3/10
The genesis of Morgan Freeman, White People's Favourite Black Man
8 March 2013
Looking back, it's kind of startling how successful Driving Miss Daisy was, both in terms of awards and public recognition. It's not just that it's a bad film, because there are plenty of bad movies that are overrated for perfectly understandable reasons. But there's very little to grab onto here. It's a dull movie, with the drama and comedy being equally half-hearted, leaving us just watching a pleasant but not particularly interesting series of events. The direction is inept, and the performances are solid (excepting Dan Ackroyd's terrible southern accent) but don't have much to work with. The critical and commercial success of the film and the play it's based on would then seem to be a mountainous testament to America's willingness to hear a racial fairy tale.

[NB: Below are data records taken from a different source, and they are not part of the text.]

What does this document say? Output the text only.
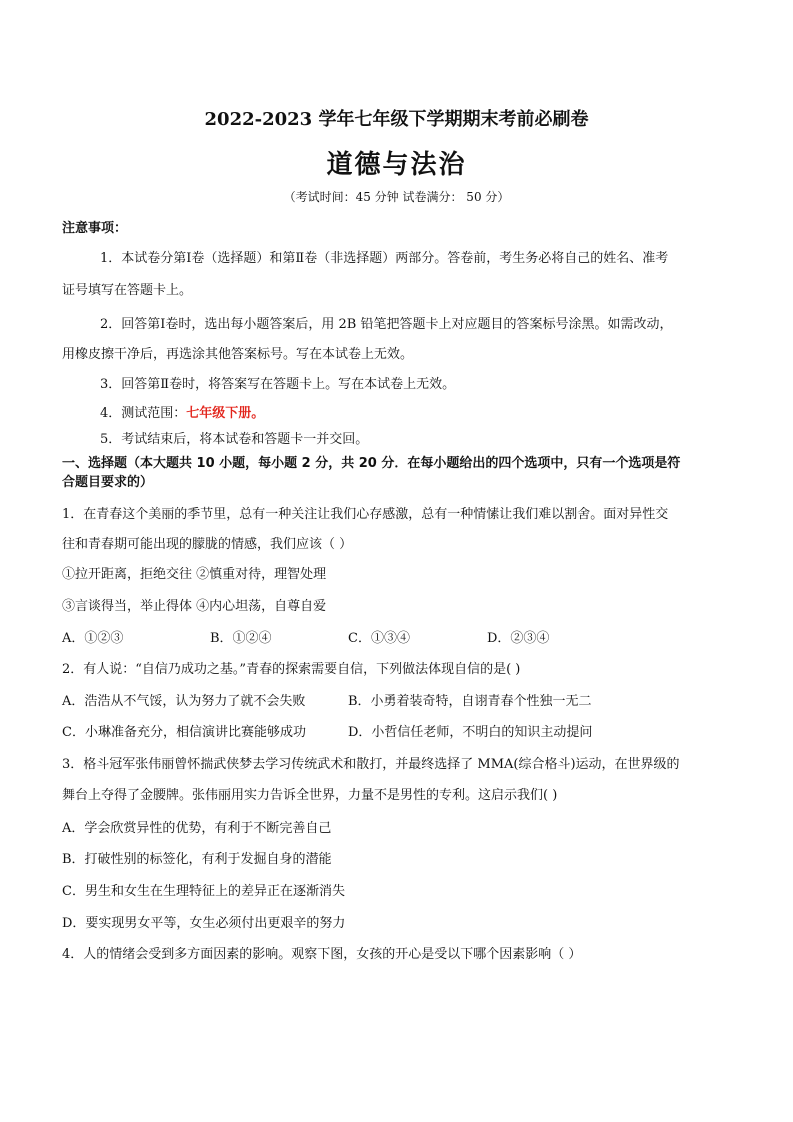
2022-2023 学年七年级下学期期末考前必刷卷
道德与法治
（考试时间：45 分钟 试卷满分： 50 分）
注意事项：
1．本试卷分第Ⅰ卷（选择题）和第Ⅱ卷（非选择题）两部分。答卷前，考生务必将自己的姓名、准考
证号填写在答题卡上。
2．回答第Ⅰ卷时，选出每小题答案后，用 2B 铅笔把答题卡上对应题目的答案标号涂黑。如需改动，
用橡皮擦干净后，再选涂其他答案标号。写在本试卷上无效。
3．回答第Ⅱ卷时，将答案写在答题卡上。写在本试卷上无效。
4．测试范围：七年级下册。
5．考试结束后，将本试卷和答题卡一并交回。
一、选择题（本大题共 10 小题，每小题 2 分，共 20 分．在每小题给出的四个选项中，只有一个选项是符
合题目要求的）
1．在青春这个美丽的季节里，总有一种关注让我们心存感激，总有一种情愫让我们难以割舍。面对异性交
往和青春期可能出现的朦胧的情感，我们应该（ ）
①拉开距离，拒绝交往 ②慎重对待，理智处理
③言谈得当，举止得体 ④内心坦荡，自尊自爱
A．①②③	B．①②④	C．①③④	D．②③④
2．有人说：“自信乃成功之基。”青春的探索需要自信，下列做法体现自信的是( )
A．浩浩从不气馁，认为努力了就不会失败	B．小勇着装奇特，自诩青春个性独一无二
C．小琳准备充分，相信演讲比赛能够成功	D．小哲信任老师，不明白的知识主动提问
3．格斗冠军张伟丽曾怀揣武侠梦去学习传统武术和散打，并最终选择了 MMA(综合格斗)运动，在世界级的
舞台上夺得了金腰牌。张伟丽用实力告诉全世界，力量不是男性的专利。这启示我们( )
A．学会欣赏异性的优势，有利于不断完善自己
B．打破性别的标签化，有利于发掘自身的潜能
C．男生和女生在生理特征上的差异正在逐渐消失
D．要实现男女平等，女生必须付出更艰辛的努力
4．人的情绪会受到多方面因素的影响。观察下图，女孩的开心是受以下哪个因素影响（ ）
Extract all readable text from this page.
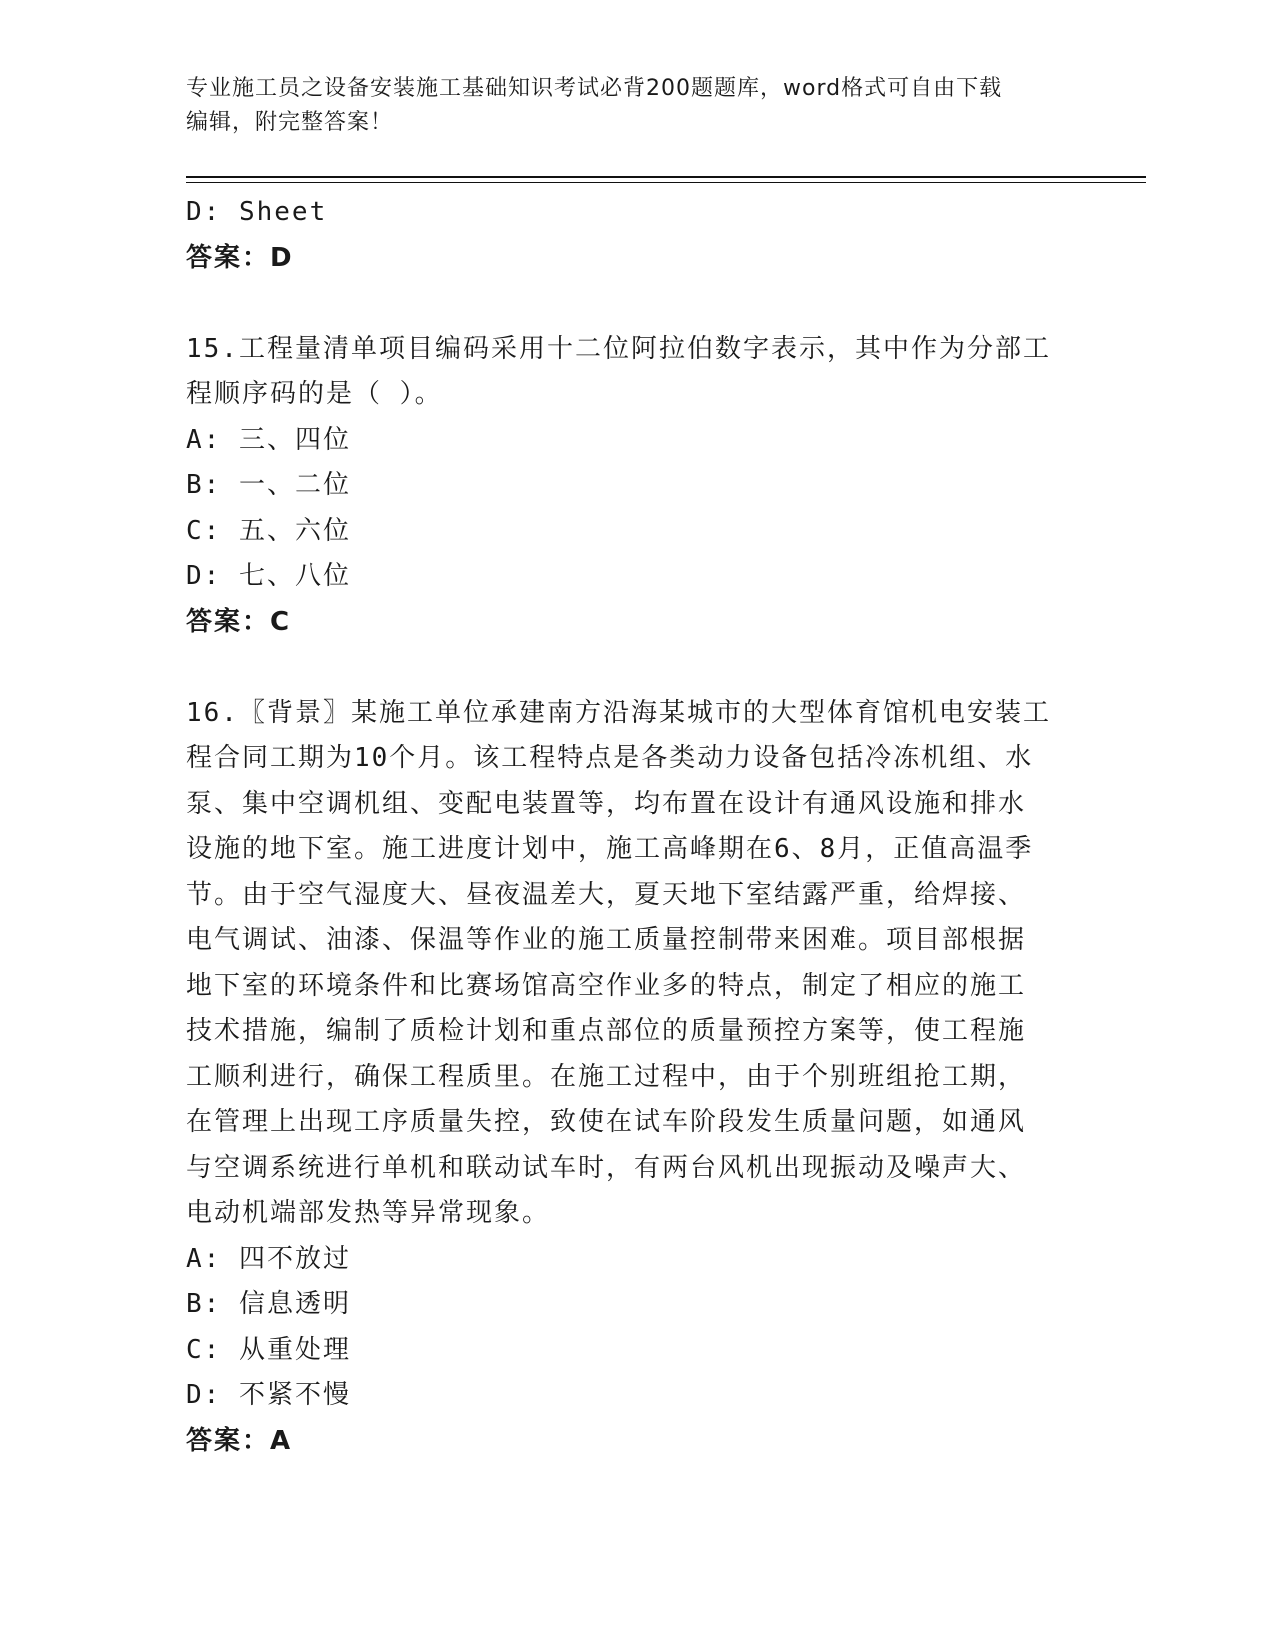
专业施工员之设备安装施工基础知识考试必背200题题库，word格式可自由下载
编辑，附完整答案！
D: Sheet
答案：D
15.工程量清单项目编码采用十二位阿拉伯数字表示，其中作为分部工
程顺序码的是（ ）。
A: 三、四位
B: 一、二位
C: 五、六位
D: 七、八位
答案：C
16.〖背景〗某施工单位承建南方沿海某城市的大型体育馆机电安装工
程合同工期为10个月。该工程特点是各类动力设备包括冷冻机组、水
泵、集中空调机组、变配电装置等，均布置在设计有通风设施和排水
设施的地下室。施工进度计划中，施工高峰期在6、8月，正值高温季
节。由于空气湿度大、昼夜温差大，夏天地下室结露严重，给焊接、
电气调试、油漆、保温等作业的施工质量控制带来困难。项目部根据
地下室的环境条件和比赛场馆高空作业多的特点，制定了相应的施工
技术措施，编制了质检计划和重点部位的质量预控方案等，使工程施
工顺利进行，确保工程质里。在施工过程中，由于个别班组抢工期，
在管理上出现工序质量失控，致使在试车阶段发生质量问题，如通风
与空调系统进行单机和联动试车时，有两台风机出现振动及噪声大、
电动机端部发热等异常现象。
A: 四不放过
B: 信息透明
C: 从重处理
D: 不紧不慢
答案：A
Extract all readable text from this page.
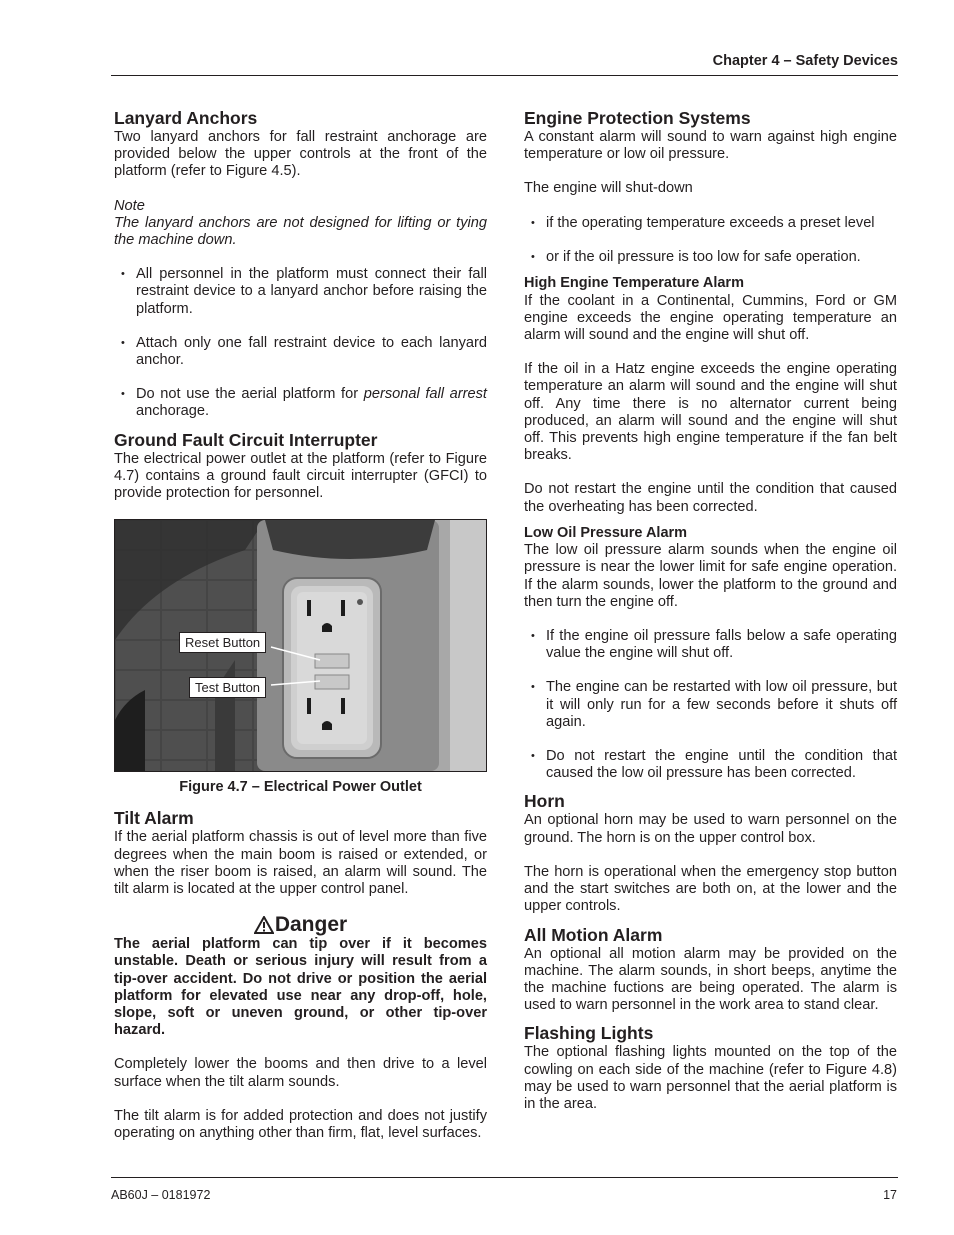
Chapter 4 – Safety Devices
Lanyard Anchors

Two lanyard anchors for fall restraint anchorage are provided below the upper controls at the front of the platform (refer to Figure 4.5).

Note

The lanyard anchors are not designed for lifting or tying the machine down.

• All personnel in the platform must connect their fall restraint device to a lanyard anchor before raising the platform.
• Attach only one fall restraint device to each lanyard anchor.
• Do not use the aerial platform for personal fall arrest anchorage.
Ground Fault Circuit Interrupter

The electrical power outlet at the platform (refer to Figure 4.7) contains a ground fault circuit interrupter (GFCI) to provide protection for personnel.

Reset Button
Test Button
Figure 4.7 – Electrical Power Outlet
Tilt Alarm

If the aerial platform chassis is out of level more than five degrees when the main boom is raised or extended, or when the riser boom is raised, an alarm will sound. The tilt alarm is located at the upper control panel.

Danger

The aerial platform can tip over if it becomes unstable. Death or serious injury will result from a tip-over accident. Do not drive or position the aerial platform for elevated use near any drop-off, hole, slope, soft or uneven ground, or other tip-over hazard.

Completely lower the booms and then drive to a level surface when the tilt alarm sounds.

The tilt alarm is for added protection and does not justify operating on anything other than firm, flat, level surfaces.

Engine Protection Systems

A constant alarm will sound to warn against high engine temperature or low oil pressure.

The engine will shut-down

• if the operating temperature exceeds a preset level
• or if the oil pressure is too low for safe operation.
High Engine Temperature Alarm

If the coolant in a Continental, Cummins, Ford or GM engine exceeds the engine operating temperature an alarm will sound and the engine will shut off.

If the oil in a Hatz engine exceeds the engine operating temperature an alarm will sound and the engine will shut off. Any time there is no alternator current being produced, an alarm will sound and the engine will shut off. This prevents high engine temperature if the fan belt breaks.

Do not restart the engine until the condition that caused the overheating has been corrected.

Low Oil Pressure Alarm

The low oil pressure alarm sounds when the engine oil pressure is near the lower limit for safe engine operation. If the alarm sounds, lower the platform to the ground and then turn the engine off.

• If the engine oil pressure falls below a safe operating value the engine will shut off.
• The engine can be restarted with low oil pressure, but it will only run for a few seconds before it shuts off again.
• Do not restart the engine until the condition that caused the low oil pressure has been corrected.
Horn

An optional horn may be used to warn personnel on the ground. The horn is on the upper control box.

The horn is operational when the emergency stop button and the start switches are both on, at the lower and the upper controls.

All Motion Alarm

An optional all motion alarm may be provided on the machine. The alarm sounds, in short beeps, anytime the the machine fuctions are being operated. The alarm is used to warn personnel in the work area to stand clear.

Flashing Lights

The optional flashing lights mounted on the top of the cowling on each side of the machine (refer to Figure 4.8) may be used to warn personnel that the aerial platform is in the area.

AB60J – 0181972	17
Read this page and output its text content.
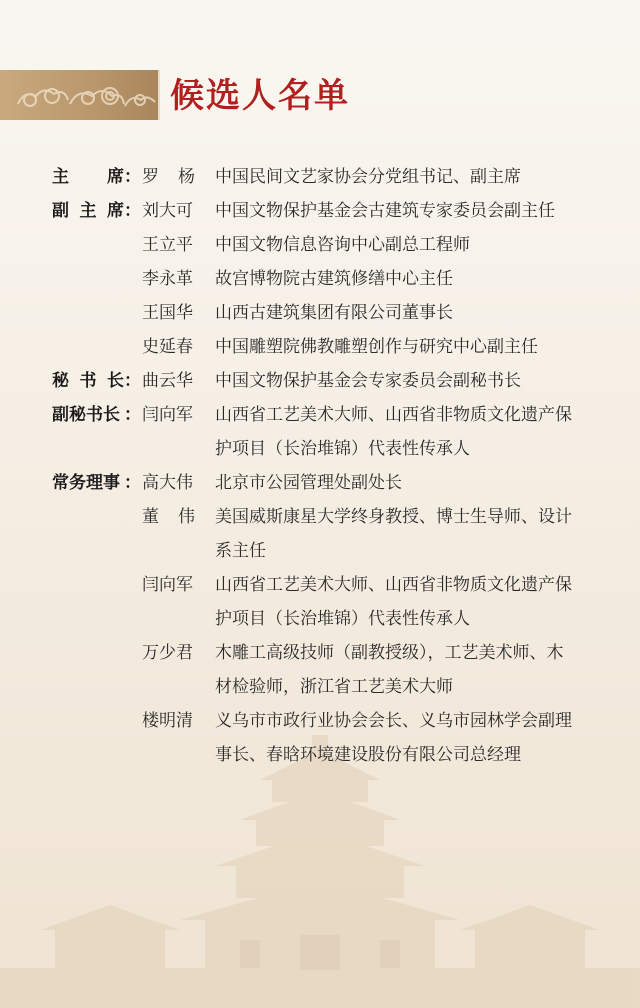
候选人名单
主 席 ： 罗 杨 中国民间文艺家协会分党组书记、副主席
副 主 席 ： 刘大可 中国文物保护基金会古建筑专家委员会副主任
王立平 中国文物信息咨询中心副总工程师
李永革 故宫博物院古建筑修缮中心主任
王国华 山西古建筑集团有限公司董事长
史延春 中国雕塑院佛教雕塑创作与研究中心副主任
秘 书 长 ： 曲云华 中国文物保护基金会专家委员会副秘书长
副秘书长 ： 闫向军 山西省工艺美术大师、山西省非物质文化遗产保
护项目（长治堆锦）代表性传承人
常务理事 ： 高大伟 北京市公园管理处副处长
董 伟 美国威斯康星大学终身教授、博士生导师、设计
系主任
闫向军 山西省工艺美术大师、山西省非物质文化遗产保
护项目（长治堆锦）代表性传承人
万少君 木雕工高级技师（副教授级），工艺美术师、木
材检验师，浙江省工艺美术大师
楼明清 义乌市市政行业协会会长、义乌市园林学会副理
事长、春晗环境建设股份有限公司总经理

Morgan Freeman, as Hoke Colburn, represents the kind of racial integration everyone can get behind. He's an old, cuddly black man whose rebellion against racism is never fiercer than an angry mutter under the breast and is usually the picture of folksy wisdom and compliance. What's more, the film gallingly presents the struggle for equality as Hoke's struggle to serve Daisy, and her acceptance of his service to her as an overcoming of prejudice. By this logic the antebellum south was a hotbed of anti-racism. It is, however, very comforting to the white movie-goer, who can now beam at their own acceptance as they take their popcorn from the black woman working for minimum wage behind the counter.

Driving Miss Daisy meanders from one year to the next, stopping on plots briefly and occasionally finding affecting material but never really having the focus to explore it. The makeup is perhaps the only thing done well here, ageing its characters two decades in a way that seems absolutely natural. In the end, while Driving Miss Daisy was only made in 1989, I've seen films from 1929 that seem fresher and less dated. The sepia-toned nursing-home cinematography accounts for a lot of that, but I'd like to imagine that its glib presentation of race is also part of why it seems so jarring to a contemporary viewer. On the other hand, The Help did pretty well for itself at the awards as well, so maybe that's wishful thinking.